是否不需要使用带有 ElasticSearch 的负载均衡器? [英] Is using a load balancer with ElasticSearch unnecessary?

查看:27
本文介绍了是否不需要使用带有 ElasticSearch 的负载均衡器?的处理方法,对大家解决问题具有一定的参考价值,需要的朋友们下面随着小编来一起学习吧!

问题描述

我有一个在 AWS EC2 上运行的由 3 个 ElasticSearch 节点组成的集群.这些节点是使用 OpsWorks/Chef 设置的.我的意图是将这个集群设计成非常有弹性和弹性(节点可以在需要时进出).

I have a cluster of 3 ElasticSearch nodes running on AWS EC2. These nodes are setup using OpsWorks/Chef. My intent is to design this cluster to be very resilient and elastic (nodes can come in and out when needed).

从我读到的关于 ElasticSearch 的所有内容来看,似乎没有人建议在集群前面放置负载均衡器;相反,似乎建议是做以下两件事之一:

From everything I've read about ElasticSearch, it seems like no one recommends putting a load balancer in front of the cluster; instead, it seems like the recommendation is to do one of two things:

  1. 将你的客户端指向一个节点的URL/IP,让ES为你做负载均衡,希望这个节点永远不会宕机.

  1. Point your client at the URL/IP of one node, let ES do the load balancing for you and hope that node never goes down.

将所有节点的 URL/IP 硬编码到客户端应用中,并让应用处理故障转移逻辑.

Hard-code the URLs/IPs of ALL your nodes into your client app and have the app handle the failover logic.

我的背景主要是在网络农场中创建一个巨大的自治网络服务器池,在它们前面放置一个 ELB 并让负载平衡器决定哪些节点是活动的还是死的,这只是常识.为什么 ES 似乎不支持同样的架构?

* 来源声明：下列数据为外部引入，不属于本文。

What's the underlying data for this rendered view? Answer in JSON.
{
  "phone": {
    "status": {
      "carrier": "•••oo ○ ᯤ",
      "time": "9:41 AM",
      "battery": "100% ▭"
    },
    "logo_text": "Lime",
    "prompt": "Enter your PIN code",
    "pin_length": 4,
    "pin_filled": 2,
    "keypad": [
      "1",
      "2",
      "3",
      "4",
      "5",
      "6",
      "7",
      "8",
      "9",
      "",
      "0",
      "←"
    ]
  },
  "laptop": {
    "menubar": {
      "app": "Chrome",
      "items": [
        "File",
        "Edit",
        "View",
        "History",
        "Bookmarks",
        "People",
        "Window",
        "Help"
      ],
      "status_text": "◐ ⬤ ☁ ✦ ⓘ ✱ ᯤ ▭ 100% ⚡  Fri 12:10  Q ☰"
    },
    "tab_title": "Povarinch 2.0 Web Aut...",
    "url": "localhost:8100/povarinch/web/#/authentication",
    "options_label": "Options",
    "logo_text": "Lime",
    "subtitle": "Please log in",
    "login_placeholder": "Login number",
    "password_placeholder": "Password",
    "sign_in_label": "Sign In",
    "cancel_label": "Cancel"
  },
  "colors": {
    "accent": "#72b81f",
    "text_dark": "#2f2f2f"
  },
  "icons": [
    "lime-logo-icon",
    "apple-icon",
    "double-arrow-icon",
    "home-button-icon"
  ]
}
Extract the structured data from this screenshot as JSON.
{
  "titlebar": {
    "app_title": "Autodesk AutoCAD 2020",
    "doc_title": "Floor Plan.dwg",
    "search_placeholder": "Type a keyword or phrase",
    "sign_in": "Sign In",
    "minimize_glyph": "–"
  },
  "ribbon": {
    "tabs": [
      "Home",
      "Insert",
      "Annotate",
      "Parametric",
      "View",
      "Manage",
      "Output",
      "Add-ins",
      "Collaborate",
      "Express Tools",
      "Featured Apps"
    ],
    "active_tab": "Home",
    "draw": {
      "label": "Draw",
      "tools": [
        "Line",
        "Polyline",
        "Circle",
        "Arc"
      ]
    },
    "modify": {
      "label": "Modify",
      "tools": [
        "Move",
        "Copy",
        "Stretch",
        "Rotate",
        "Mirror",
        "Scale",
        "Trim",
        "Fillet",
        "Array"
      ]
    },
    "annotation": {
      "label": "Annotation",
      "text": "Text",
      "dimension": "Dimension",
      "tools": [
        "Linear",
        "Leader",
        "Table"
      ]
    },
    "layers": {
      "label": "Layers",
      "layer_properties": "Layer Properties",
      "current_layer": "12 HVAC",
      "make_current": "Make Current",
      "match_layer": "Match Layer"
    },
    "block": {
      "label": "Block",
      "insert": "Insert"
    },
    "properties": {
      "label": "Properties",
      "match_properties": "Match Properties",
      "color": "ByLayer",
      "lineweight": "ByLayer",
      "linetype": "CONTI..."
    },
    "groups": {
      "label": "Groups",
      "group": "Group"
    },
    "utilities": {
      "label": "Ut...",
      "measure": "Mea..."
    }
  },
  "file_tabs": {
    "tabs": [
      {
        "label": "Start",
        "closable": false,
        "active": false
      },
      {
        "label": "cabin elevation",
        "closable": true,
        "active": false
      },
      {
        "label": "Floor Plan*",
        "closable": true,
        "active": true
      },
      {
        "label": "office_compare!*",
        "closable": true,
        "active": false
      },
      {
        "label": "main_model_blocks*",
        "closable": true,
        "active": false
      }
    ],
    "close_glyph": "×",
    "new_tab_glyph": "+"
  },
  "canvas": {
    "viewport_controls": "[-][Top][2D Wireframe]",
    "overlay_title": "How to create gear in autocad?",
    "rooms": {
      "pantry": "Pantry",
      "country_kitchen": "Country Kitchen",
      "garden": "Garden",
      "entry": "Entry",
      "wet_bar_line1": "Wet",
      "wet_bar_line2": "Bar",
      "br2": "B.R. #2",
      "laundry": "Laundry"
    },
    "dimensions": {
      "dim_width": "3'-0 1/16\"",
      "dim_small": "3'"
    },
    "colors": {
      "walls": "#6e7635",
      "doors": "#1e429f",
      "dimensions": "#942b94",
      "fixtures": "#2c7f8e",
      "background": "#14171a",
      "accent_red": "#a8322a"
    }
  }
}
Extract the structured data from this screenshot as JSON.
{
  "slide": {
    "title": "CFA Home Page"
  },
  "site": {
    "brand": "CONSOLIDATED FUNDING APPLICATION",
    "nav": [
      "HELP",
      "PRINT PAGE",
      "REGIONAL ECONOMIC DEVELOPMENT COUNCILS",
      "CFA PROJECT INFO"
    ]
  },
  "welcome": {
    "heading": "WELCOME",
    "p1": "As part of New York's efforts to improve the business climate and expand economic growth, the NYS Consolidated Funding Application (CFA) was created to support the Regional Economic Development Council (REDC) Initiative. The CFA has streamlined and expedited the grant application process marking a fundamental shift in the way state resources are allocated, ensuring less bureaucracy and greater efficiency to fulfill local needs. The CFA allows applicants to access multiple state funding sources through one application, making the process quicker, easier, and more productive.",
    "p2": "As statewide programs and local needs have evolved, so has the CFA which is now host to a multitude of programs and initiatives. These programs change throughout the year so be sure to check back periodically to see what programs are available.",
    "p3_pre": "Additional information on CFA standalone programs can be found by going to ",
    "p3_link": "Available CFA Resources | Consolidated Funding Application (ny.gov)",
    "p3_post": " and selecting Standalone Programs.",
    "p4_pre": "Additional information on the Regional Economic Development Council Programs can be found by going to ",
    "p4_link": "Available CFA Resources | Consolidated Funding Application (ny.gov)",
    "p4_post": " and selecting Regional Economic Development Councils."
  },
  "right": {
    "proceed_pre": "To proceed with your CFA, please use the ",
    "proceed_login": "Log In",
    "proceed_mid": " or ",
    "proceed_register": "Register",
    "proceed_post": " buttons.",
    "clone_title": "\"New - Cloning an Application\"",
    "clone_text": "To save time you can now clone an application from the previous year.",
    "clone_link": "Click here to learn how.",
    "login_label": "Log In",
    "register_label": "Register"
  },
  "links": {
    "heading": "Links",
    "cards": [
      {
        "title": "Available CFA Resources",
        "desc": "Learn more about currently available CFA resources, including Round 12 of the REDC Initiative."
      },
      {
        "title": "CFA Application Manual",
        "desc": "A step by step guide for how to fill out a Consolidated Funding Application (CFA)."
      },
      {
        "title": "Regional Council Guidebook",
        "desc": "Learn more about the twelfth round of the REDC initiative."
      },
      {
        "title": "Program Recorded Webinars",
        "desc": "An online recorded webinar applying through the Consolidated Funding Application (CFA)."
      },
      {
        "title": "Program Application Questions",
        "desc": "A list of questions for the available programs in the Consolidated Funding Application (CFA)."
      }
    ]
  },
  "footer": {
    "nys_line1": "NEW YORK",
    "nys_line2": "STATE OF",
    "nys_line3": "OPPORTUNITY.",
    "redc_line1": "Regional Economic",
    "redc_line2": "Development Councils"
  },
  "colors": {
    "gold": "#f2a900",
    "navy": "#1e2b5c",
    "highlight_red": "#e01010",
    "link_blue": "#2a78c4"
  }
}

My background is mostly in web farms where it's just common sense to create a huge pool of autonomous web servers, throw an ELB in front of them and let the load balancer decide what nodes are alive or dead. Why does ES not seem to support this same architecture?

推荐答案

您不需要负载均衡器 - ES 已经提供了该功能.您只需要另一个组件,它可能会出现异常行为并且会添加不必要的网络跃点.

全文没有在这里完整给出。